Unseres Erachtens hat Bernstein bezüglich dieser Materien einen donquichottischen Kampf gegen Windmühlenflügel aufgenommen. Das Bedürfnis nach einer wissenschaftlichen Rechtfertigung seines veränderten Standpunkts läßt vor seinen Blicken Auffassungen und Tatsachen in ganz wundersam phantastischen und verzerrten Formen auftauchen und treibt seine Beweisführung zu den absonderlichsten Purzelbäumen. So kämpft er gegen eine materialistische Geschichtsauffassung, welche die geschichtliche Entwicklung als einen sich mechanisch vollziehenden Prozeß begreift und die in ihrer äußersten Konsequenz zum “Quietismus” führen müßte, zu dem Glauben an die alleinseligmachende Kraft der wirtschaftlichen Entwicklung und den Verzicht auf jede proletarische Aktion zur Umgestaltung der Gesellschaftsverhältnisse. So läßt er den lächerlichen Popanz des “Blanquismus” von Marx und Engels aufmarschieren, der nach ihm bis heute noch in der “revolutionären Phraseologie” der deutschen Sozialdemokratie nachspuken soll. Mit dem Eifer des Neubekehrten bemüht er sich, bei Marx und Engels eine Entwicklung zur Verschwommenheit und Zerfahrenheit und in der Folge Widersprüche zu sich selbst nachzuweisen. Aber diese Widersprüche werden mittels Haarspaltereien und Unterstellungen aus einzelnen Worten und aus dem Zusammenhang gerissenen Sätzen zusammengeklaubt. Sie sind nur ein Widerschein der Widersprüche, in die sich Bernstein bei der vergeblichen Liebesmüh’ verstrickt, seine jetzige Überzeugung eines bürgerlichen Sozialreformlers mit seiner alten sozialistischen Auffassung zusammenzuflicken. Wir verweisen unsere Leserinnen und Leser auf die ausführlichen Auseinandersetzungen über die aufgerollten Fragen in der Neuen Zeit, der Sächsischen Arbeiter-Zeitung, der Leipziger Volkszeitung usw. Wir begnügen uns, in einem folgenden Artikel die Hauptpunkte zu erörtern, in denen sich Bernstein gegen die theoretischen Grundlagen des Sozialismus und gegen die sozialdemokratische Taktik wendet. Diese Punkte sind der entschiedene Nachweis für das vollzogene Abschwenken in das bürgerliche Lager.

Bernstein setzt an die Stelle der Wissenschaft die Utopie, er läßt die Gründe für die Verwirklichung des Sozialismus als einer wirtschaftlichen Notwendigkeit fallen und sucht das Proletariat mit dem frommen Glauben zu trösten, daß der Sozialismus eine sittliche, eine kulturelle Notwendigkeit sei.

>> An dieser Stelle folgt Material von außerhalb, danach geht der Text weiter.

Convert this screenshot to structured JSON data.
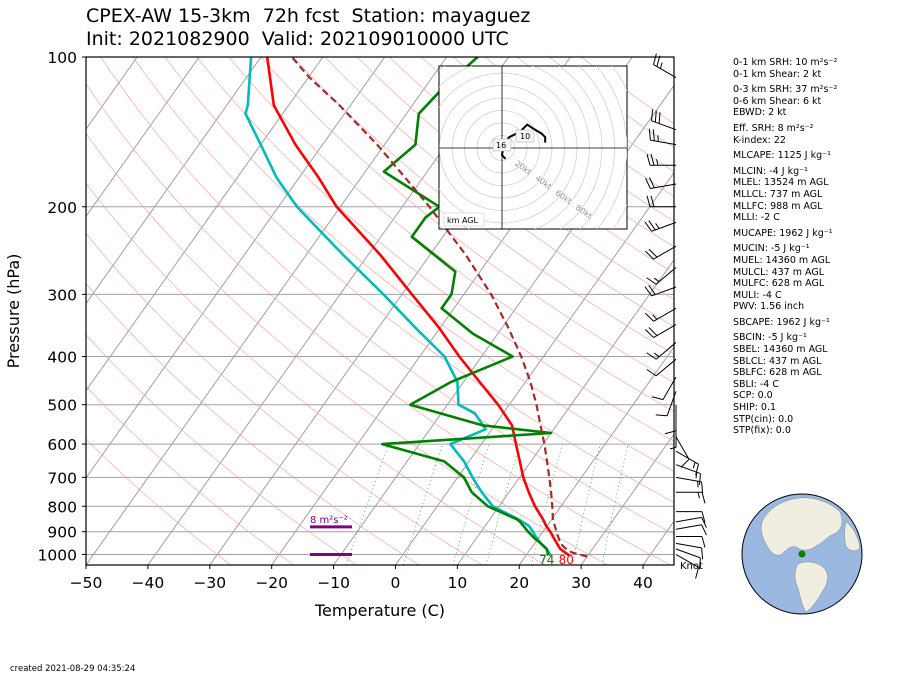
{
  "title": {
    "line1": "CPEX-AW 15-3km  72h fcst  Station: mayaguez",
    "line2": "Init: 2021082900  Valid: 202109010000 UTC"
  },
  "chart_data": {
    "type": "line",
    "subtype": "skew-T log-P",
    "xlabel": "Temperature (C)",
    "ylabel": "Pressure (hPa)",
    "xlim": [
      -50,
      45
    ],
    "ylim": [
      1050,
      100
    ],
    "yscale": "log",
    "x_ticks": [
      "−50",
      "−40",
      "−30",
      "−20",
      "−10",
      "0",
      "10",
      "20",
      "30",
      "40"
    ],
    "y_ticks": [
      100,
      200,
      300,
      400,
      500,
      600,
      700,
      800,
      900,
      1000
    ],
    "grid": true,
    "series": [
      {
        "key": "temperature",
        "color": "#ff0000",
        "p": [
          1005,
          975,
          950,
          925,
          900,
          875,
          850,
          800,
          750,
          700,
          650,
          600,
          550,
          500,
          450,
          400,
          350,
          300,
          250,
          200,
          175,
          150,
          125,
          100
        ],
        "t": [
          27.0,
          24.8,
          23.6,
          22.4,
          21.2,
          19.8,
          18.6,
          15.8,
          13.2,
          10.6,
          8.2,
          5.6,
          2.8,
          -1.8,
          -7.4,
          -13.6,
          -20.2,
          -28.4,
          -38.0,
          -50.6,
          -56.8,
          -64.4,
          -72.4,
          -79.0
        ]
      },
      {
        "key": "dewpoint",
        "color": "#00bbbb",
        "p": [
          1005,
          975,
          950,
          925,
          900,
          875,
          850,
          800,
          750,
          700,
          650,
          600,
          560,
          520,
          500,
          450,
          400,
          350,
          300,
          250,
          200,
          175,
          150,
          130,
          125,
          100
        ],
        "t": [
          24.0,
          22.6,
          21.0,
          19.6,
          18.4,
          17.0,
          14.6,
          9.0,
          5.6,
          2.4,
          -0.8,
          -5.0,
          -1.0,
          -4.6,
          -8.2,
          -11.0,
          -16.0,
          -24.0,
          -33.0,
          -44.0,
          -57.0,
          -63.6,
          -70.0,
          -76.0,
          -76.6,
          -81.6
        ]
      },
      {
        "key": "wetbulb",
        "color": "#008000",
        "p": [
          1005,
          975,
          950,
          925,
          900,
          880,
          860,
          850,
          800,
          750,
          700,
          650,
          600,
          570,
          550,
          500,
          450,
          400,
          360,
          320,
          300,
          270,
          230,
          210,
          200,
          170,
          150,
          130,
          115,
          100
        ],
        "t": [
          23.6,
          22.6,
          21.0,
          19.2,
          17.6,
          16.4,
          15.2,
          14.4,
          8.2,
          4.0,
          1.0,
          -4.0,
          -16.0,
          10.0,
          -2.0,
          -16.0,
          -12.0,
          -5.0,
          -14.0,
          -22.0,
          -22.0,
          -24.0,
          -35.0,
          -35.0,
          -34.0,
          -47.0,
          -45.0,
          -48.0,
          -47.0,
          -45.0
        ]
      },
      {
        "key": "parcel",
        "color": "#a52a2a",
        "dash": "dashed",
        "p": [
          1010,
          990,
          970,
          950,
          925,
          900,
          875,
          850,
          800,
          750,
          700,
          650,
          600,
          550,
          500,
          450,
          400,
          350,
          300,
          250,
          200,
          175,
          150,
          125,
          110,
          100
        ],
        "t": [
          30.0,
          27.0,
          25.4,
          24.2,
          23.2,
          22.2,
          21.2,
          20.2,
          18.6,
          16.8,
          14.8,
          12.6,
          10.2,
          7.4,
          4.4,
          0.8,
          -3.6,
          -9.0,
          -15.6,
          -24.2,
          -35.6,
          -42.8,
          -51.2,
          -61.8,
          -69.8,
          -75.0
        ]
      }
    ],
    "surface_labels": {
      "dewpoint": "74",
      "temperature": "80"
    },
    "srh_label": "8 m²s⁻²",
    "hodograph": {
      "ring_labels": [
        "20kt",
        "40kt",
        "60kt",
        "80kt"
      ],
      "point_labels": [
        "16",
        "10"
      ],
      "corner_label": "km AGL",
      "trace_kt": [
        [
          2,
          -6
        ],
        [
          0,
          -4
        ],
        [
          1,
          2
        ],
        [
          4,
          6
        ],
        [
          10,
          9
        ],
        [
          14,
          13
        ],
        [
          17,
          11
        ],
        [
          22,
          8
        ],
        [
          24,
          6
        ],
        [
          24,
          3
        ]
      ]
    },
    "wind_barbs": {
      "unit_label": "Knot",
      "pressures": [
        110,
        140,
        150,
        165,
        180,
        200,
        215,
        240,
        265,
        290,
        320,
        345,
        375,
        405,
        440,
        470,
        500,
        540,
        580,
        620,
        660,
        700,
        750,
        820,
        860,
        890,
        920,
        950,
        975,
        1000
      ],
      "speed_kt": [
        25,
        30,
        25,
        25,
        20,
        20,
        25,
        20,
        15,
        20,
        15,
        20,
        15,
        10,
        10,
        10,
        10,
        5,
        10,
        15,
        15,
        15,
        15,
        10,
        10,
        10,
        10,
        10,
        10,
        10
      ],
      "dir_deg": [
        300,
        290,
        280,
        270,
        260,
        270,
        250,
        240,
        230,
        250,
        240,
        240,
        230,
        230,
        210,
        200,
        180,
        180,
        150,
        120,
        110,
        100,
        90,
        90,
        80,
        80,
        90,
        100,
        110,
        120
      ]
    }
  },
  "stats": [
    {
      "label": "0-1 km SRH: 10 m²s⁻²"
    },
    {
      "label": "0-1 km Shear: 2 kt"
    },
    {
      "label": "0-3 km SRH: 37 m²s⁻²",
      "gap": true
    },
    {
      "label": "0-6 km Shear: 6 kt"
    },
    {
      "label": "EBWD: 2 kt"
    },
    {
      "label": "Eff. SRH: 8 m²s⁻²",
      "gap": true
    },
    {
      "label": "K-index: 22"
    },
    {
      "label": "MLCAPE: 1125 J kg⁻¹",
      "gap": true
    },
    {
      "label": "MLCIN: -4 J kg⁻¹",
      "gap": true
    },
    {
      "label": "MLEL: 13524 m AGL"
    },
    {
      "label": "MLLCL: 737 m AGL"
    },
    {
      "label": "MLLFC: 988 m AGL"
    },
    {
      "label": "MLLI: -2 C"
    },
    {
      "label": "MUCAPE: 1962 J kg⁻¹",
      "gap": true
    },
    {
      "label": "MUCIN: -5 J kg⁻¹",
      "gap": true
    },
    {
      "label": "MUEL: 14360 m AGL"
    },
    {
      "label": "MULCL: 437 m AGL"
    },
    {
      "label": "MULFC: 628 m AGL"
    },
    {
      "label": "MULI: -4 C"
    },
    {
      "label": "PWV: 1.56 inch"
    },
    {
      "label": "SBCAPE: 1962 J kg⁻¹",
      "gap": true
    },
    {
      "label": "SBCIN: -5 J kg⁻¹",
      "gap": true
    },
    {
      "label": "SBEL: 14360 m AGL"
    },
    {
      "label": "SBLCL: 437 m AGL"
    },
    {
      "label": "SBLFC: 628 m AGL"
    },
    {
      "label": "SBLI: -4 C"
    },
    {
      "label": "SCP: 0.0"
    },
    {
      "label": "SHIP: 0.1"
    },
    {
      "label": "STP(cin): 0.0"
    },
    {
      "label": "STP(fix): 0.0"
    }
  ],
  "created": "created 2021-08-29 04:35:24",
  "colors": {
    "ocean": "#9bb8e0",
    "land": "#efeee0",
    "station": "#008000",
    "isotherm": "#a0a0a0",
    "dry_adiabat": "#f4a0a0",
    "srh_bar": "#800080"
  }
}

Er weist den Gedanken an den Zusammenbruch der kapitalistischen Wirtschafts- und Gesellschaftsordnung als eine der unerläßlichen Voraussetzungen für die sozialistische Gesellschaft zurück und hofft auf eine allmähliche stückweise Einschmuggelung des Sozialismus in die kapitalistische Gesellschaft durch soziale Reformen, Gewerkschaften, Konsumvereine, Produktivgenossenschaften. Genau betrachtet, erweist sich die von ihm ins Auge gefaßte allmähliche Sozialisierung nicht als ein Mittel zur Zertrümmerung des Kapitalismus, sondern als Mittel zu seiner Befestigung durch die Verbürgerlichung des Proletariats. Mit ethisch-demokratischem Gruseln schiebt Bernstein den proletarischen Klassenkampf beiseite und trägt dessen geschichtliche Mission auf das “Rechtsbewußtsein” über, auf den steigenden Einfluß der “Ethik” und des “Allgemeininteresses” innerhalb der ausbeutenden und herrschenden Klassen. Statt des Kampfes wider die Bourgeoisie predigt er die Aussöhnung mit ihr im Zeichen des “Liberalismus”, das heißt, er vertröstet das Proletariat mit dem Schaugericht einer abstrakten Formel, statt ihm die Notwendigkeit des festen Zugreifens nach dem sicheren Brot seiner wirtschaftlichen Befreiung einzuschärfen. Nachdem er den Klassenkampf verpönt hat, verflüchtigen sich unter seiner fingerfertigen Beweisführung die Klassen selbst. Das Proletariat wird in Personen und Gruppen aufgelöst, die von Interessengegensätzen beherrscht sind und kaum je unter den Hut eines gemeinsamen Klasseninteresses gebracht werden können. Auch die Bourgeoisie erscheint lediglich als buntes Zusammengewürfel von verschiedenen Interessengruppen, die zusammengehalten werden durch den Druck von oben oder die Furcht vor dem unten drohenden revolutionären Gespenst, die Furcht vor der “Freßlegende” vom kämpfenden Proletariat.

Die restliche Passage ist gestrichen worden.